Automation makes a meaningful difference here. A fully managed platform like Hevo eliminates brittle pipelines, handles schema changes automatically, and provides transparent pricing and monitoring with real-time syncs.
If you’re looking for a faster and more straightforward way to migrate, Hevo offers a simple, reliable, and transparent solution.
Want to consult with an expert? Book a free demo today!
FAQs
Q1. What is the best way to connect SQL Server to Snowflake?
One of the most practical ways to connect SQL Server to Snowflake is by using a no-code ETL tool, like Hevo Data. Hevo automates data extraction, transformation, and loading in real-time without a single line of code. It’s ideal for teams that want a reliable and scalable migration setup.
Q2. Can I manually migrate data from SQL Server to Snowflake?
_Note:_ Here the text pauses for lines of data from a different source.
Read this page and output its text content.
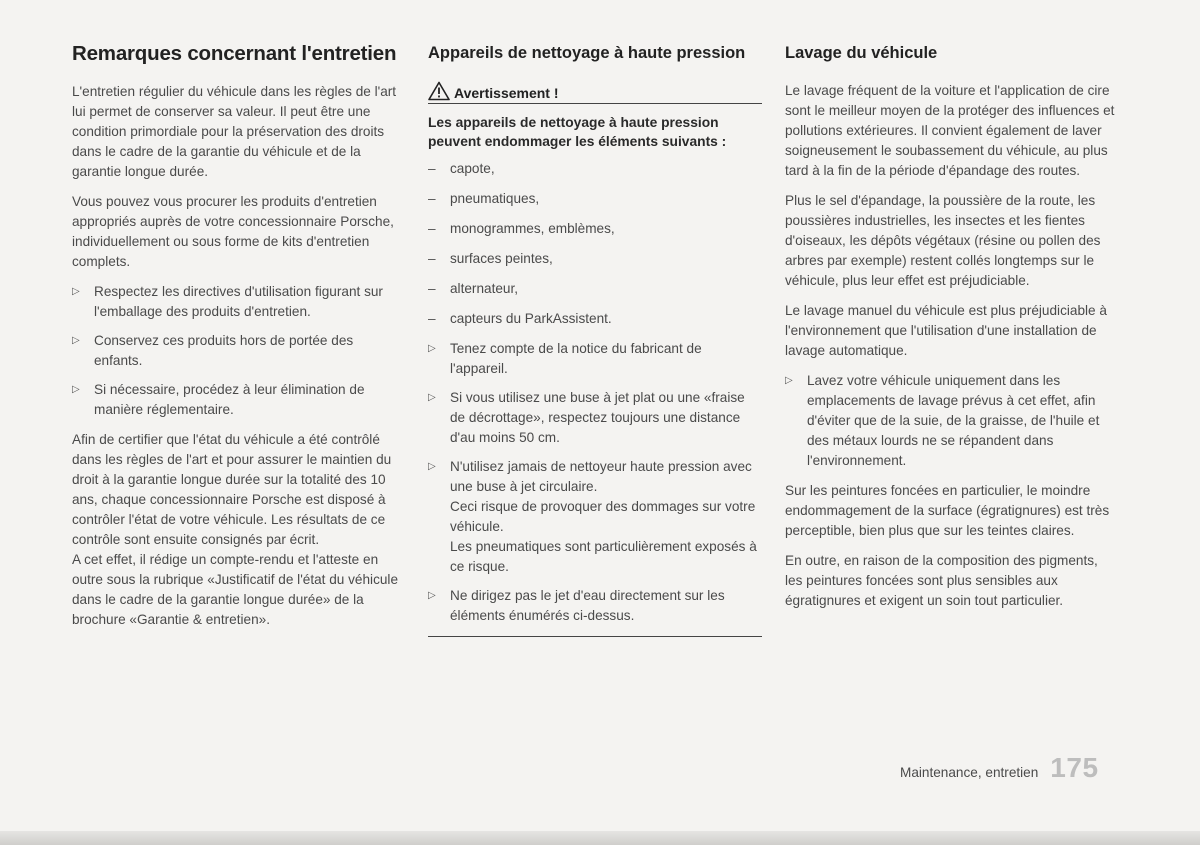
Remarques concernant l'entretien

L'entretien régulier du véhicule dans les règles de l'art lui permet de conserver sa valeur. Il peut être une condition primordiale pour la préservation des droits dans le cadre de la garantie du véhicule et de la garantie longue durée.

Vous pouvez vous procurer les produits d'entretien appropriés auprès de votre concessionnaire Porsche, individuellement ou sous forme de kits d'entretien complets.

▷ Respectez les directives d'utilisation figurant sur l'emballage des produits d'entretien.
▷ Conservez ces produits hors de portée des enfants.
▷ Si nécessaire, procédez à leur élimination de manière réglementaire.

Afin de certifier que l'état du véhicule a été contrôlé dans les règles de l'art et pour assurer le maintien du droit à la garantie longue durée sur la totalité des 10 ans, chaque concessionnaire Porsche est disposé à contrôler l'état de votre véhicule. Les résultats de ce contrôle sont ensuite consignés par écrit.

A cet effet, il rédige un compte-rendu et l'atteste en outre sous la rubrique «Justificatif de l'état du véhicule dans le cadre de la garantie longue durée» de la brochure «Garantie & entretien».

Appareils de nettoyage à haute pression
Avertissement !

Les appareils de nettoyage à haute pression peuvent endommager les éléments suivants :

– capote,
– pneumatiques,
– monogrammes, emblèmes,
– surfaces peintes,
– alternateur,
– capteurs du ParkAssistent.
▷ Tenez compte de la notice du fabricant de l'appareil.
▷ Si vous utilisez une buse à jet plat ou une «fraise de décrottage», respectez toujours une distance d'au moins 50 cm.
▷ N'utilisez jamais de nettoyeur haute pression avec une buse à jet circulaire.
Ceci risque de provoquer des dommages sur votre véhicule.
Les pneumatiques sont particulièrement exposés à ce risque.
▷ Ne dirigez pas le jet d'eau directement sur les éléments énumérés ci-dessus.
Lavage du véhicule

Le lavage fréquent de la voiture et l'application de cire sont le meilleur moyen de la protéger des influences et pollutions extérieures. Il convient également de laver soigneusement le soubassement du véhicule, au plus tard à la fin de la période d'épandage des routes.

Plus le sel d'épandage, la poussière de la route, les poussières industrielles, les insectes et les fientes d'oiseaux, les dépôts végétaux (résine ou pollen des arbres par exemple) restent collés longtemps sur le véhicule, plus leur effet est préjudiciable.

Le lavage manuel du véhicule est plus préjudiciable à l'environnement que l'utilisation d'une installation de lavage automatique.

▷ Lavez votre véhicule uniquement dans les emplacements de lavage prévus à cet effet, afin d'éviter que de la suie, de la graisse, de l'huile et des métaux lourds ne se répandent dans l'environnement.

Sur les peintures foncées en particulier, le moindre endommagement de la surface (égratignures) est très perceptible, bien plus que sur les teintes claires.

En outre, en raison de la composition des pigments, les peintures foncées sont plus sensibles aux égratignures et exigent un soin tout particulier.

Maintenance, entretien 175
Yes. You can export data from SQL Server, upload it to cloud storage, and then load it into Snowflake using COPY INTO or Snowpipe. Tools like SnowSQL are commonly used to run these commands, but the process requires manual setup and ongoing maintenance.
Q3. How long does it take to move data from SQL Server to Snowflake?
Migration time depends on data volume, network speed, and transfer method. With ETL tools like Hevo Data, most users can set up their SQL Server to Snowflake pipeline in under 15 minutes, with continuous real-time sync afterward.
Q4. Can I automate real-time data transfer from SQL Server to Snowflake?
Yes. Platforms like Hevo support real-time data replication using Change Data Capture (CDC). This means every update in SQL Server is reflected in Snowflake within seconds, and your analytics and dashboards always run on the latest data.
Q5. What are the limitations of manual SQL Server to Snowflake migration?
Manual methods involve multiple steps, exporting CSVs, managing IAM roles, and running COPY commands. These approaches lack real-time sync, error recovery, and schema drift management, making them difficult to scale or maintain for production environments.